Ahmed Rachid décrit ensuite l'islam traditionnel de l'Afghanistan, l'éventail d'idées et de mouvements islamiques qui y sont apparus entre 1979 et 1994. Il caractérise l'idéologie des talibans comme une forme extrême du déobandisme (de Déoband, ville proche de Delhi) prêché par les partis islamiques pakistanais dans les camps de réfugiés au Pakistan. Il analyse ensuite l'organisation (très particulière) civile et militaire des talibans, évoque la condition féminine, le sort des enfants et de la culture. Il indique l'acceptation par les talibans de la production et de la commercialisation de la drogue pour les ressources financières qu'ils en retirent, le peu d'intérêt de la plupart d'entre eux pour les questions économiques. Il décrit le soutien apporté par le Pakistan, l'Arabie saoudite et l'administration des Etats-Unis à la venue de quelque 35 000 extrémistes musulmans issus de 43 pays islamiques pour participer au djihad entre 1982 et 1992, et parmi eux de Ben Laden, dont il détaille les activités.

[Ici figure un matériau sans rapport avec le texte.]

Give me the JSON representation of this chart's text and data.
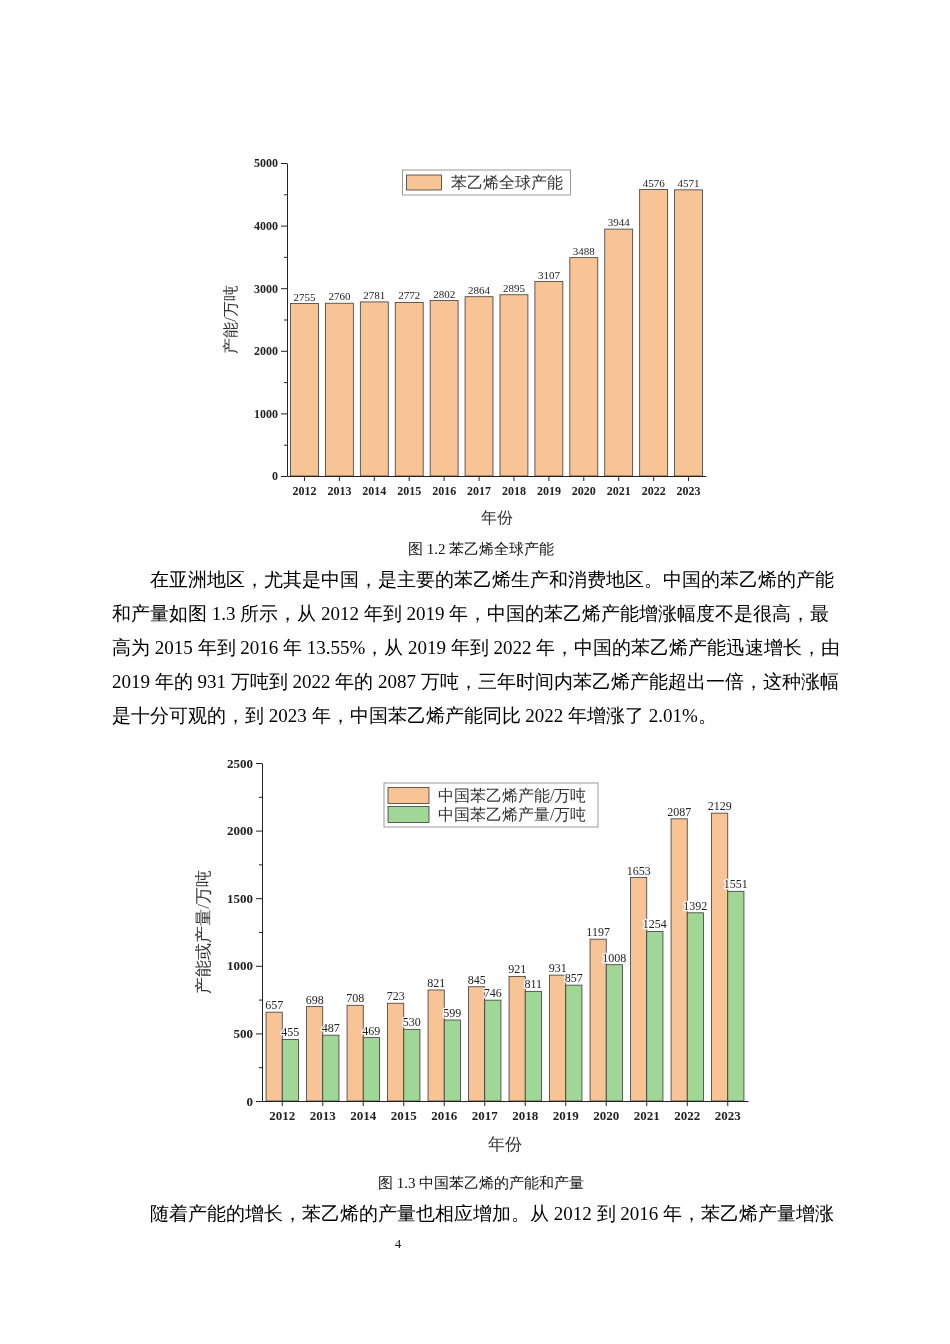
{
  "chart_data": [
    {
      "type": "bar",
      "categories": [
        "2012",
        "2013",
        "2014",
        "2015",
        "2016",
        "2017",
        "2018",
        "2019",
        "2020",
        "2021",
        "2022",
        "2023"
      ],
      "series": [
        {
          "name": "苯乙烯全球产能",
          "color": "#f8c496",
          "values": [
            2755,
            2760,
            2781,
            2772,
            2802,
            2864,
            2895,
            3107,
            3488,
            3944,
            4576,
            4571
          ]
        }
      ],
      "ylim": [
        0,
        5000
      ],
      "yticks": [
        0,
        {
          "value": 500,
          "label": null
        },
        1000,
        {
          "value": 1500,
          "label": null
        },
        2000,
        {
          "value": 2500,
          "label": null
        },
        3000,
        {
          "value": 3500,
          "label": null
        },
        4000,
        {
          "value": 4500,
          "label": null
        },
        5000
      ],
      "xlabel": "年份",
      "ylabel": "产能/万吨",
      "legend": "top",
      "data_labels": true,
      "annotations": [
        "图 1.2 苯乙烯全球产能",
        "在亚洲地区，尤其是中国，是主要的苯乙烯生产和消费地区。中国的苯乙烯的产能和产量如图 1.3 所示，从 2012 年到 2019 年，中国的苯乙烯产能增涨幅度不是很高，最高为 2015 年到 2016 年 13.55%，从 2019 年到 2022 年，中国的苯乙烯产能迅速增长，由 2019 年的 931 万吨到 2022 年的 2087 万吨，三年时间内苯乙烯产能超出一倍，这种涨幅是十分可观的，到 2023 年，中国苯乙烯产能同比 2022 年增涨了 2.01%。"
      ]
    },
    {
      "type": "bar",
      "categories": [
        "2012",
        "2013",
        "2014",
        "2015",
        "2016",
        "2017",
        "2018",
        "2019",
        "2020",
        "2021",
        "2022",
        "2023"
      ],
      "series": [
        {
          "name": "中国苯乙烯产能/万吨",
          "color": "#f8c496",
          "values": [
            657,
            698,
            708,
            723,
            821,
            845,
            921,
            931,
            1197,
            1653,
            2087,
            2129
          ]
        },
        {
          "name": "中国苯乙烯产量/万吨",
          "color": "#a0d696",
          "values": [
            455,
            487,
            469,
            530,
            599,
            746,
            811,
            857,
            1008,
            1254,
            1392,
            1551
          ]
        }
      ],
      "ylim": [
        0,
        2500
      ],
      "yticks": [
        0,
        {
          "value": 250,
          "label": null
        },
        500,
        {
          "value": 750,
          "label": null
        },
        1000,
        {
          "value": 1250,
          "label": null
        },
        1500,
        {
          "value": 1750,
          "label": null
        },
        2000,
        {
          "value": 2250,
          "label": null
        },
        2500
      ],
      "xlabel": "年份",
      "ylabel": "产能或产量/万吨",
      "legend": "top",
      "data_labels": true,
      "annotations": [
        "图 1.3 中国苯乙烯的产能和产量",
        "随着产能的增长，苯乙烯的产量也相应增加。从 2012 到 2016 年，苯乙烯产量增涨",
        "4"
      ]
    }
  ]
}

Le nouveau Grand Jeu dont il est question ensuite fait référence à la lutte d'influence entre la Grande-Bretagne et la Russie dans cette région dès le XIXe siècle. Ce nouveau Grand Jeu se joue entre la Russie, les Etats-Unis, l'Iran, la Turquie, le Pakistan et la Chine autour de l'acheminement du pétrole des républiques d'Asie centrale. J'ai découvert à cette occasion l'existence d'une politique panturque de la Turquie depuis 1991, avec la perspective donc, si la Turquie entre dans l'Europe, de voir l'Europe impliquée dans les affaires des Républiques d'Asie centrale et en conséquence une augmentation du risque de conflit avec la Russie.
Ahmed Rachid analyse les relations entre les talibans et le Pakistan, les jeux complexes et changeants de l'Iran et de l'Arabie saoudite et il conclut (au cours de l'année 2000, ne l'oublions pas) : « … Si la guerre en Afghanistan continue à être négligée, il faut s'attendre au pire. Le Pakistan subira une révolution islamique comparable à celle des talibans, qui achèvera de déstabiliser le pays et toute cette partie du monde. L'Iran restera à la périphérie de la communauté mondiale et ses frontières orientales continueront à être en proie à l'instabilité. Les Etats d'Asie centrale seront incapables d'exporter leur énergie par les voies les plus directes ; leurs économies s'effondreront et ils affronteront des soulèvements islamiques. La Russie continuera à vouloir établir son hégémonie en Asie centrale alors que sa société et son économie s'effondrent... » On voit que, douze ans après, ces dangers sont loin d'être écartés.
De mon côté, en guise de conclusion également, je dirai que la fine description par Ahmed Rachid de l'organisation (de l'inorganisation?) du régime des talibans montre bien ce qui fait le fond de l'islamisme politique : croire qu'une sévère police des mœurs est la condition nécessaire et suffisante pour qu'Allah pourvoie à tout le reste.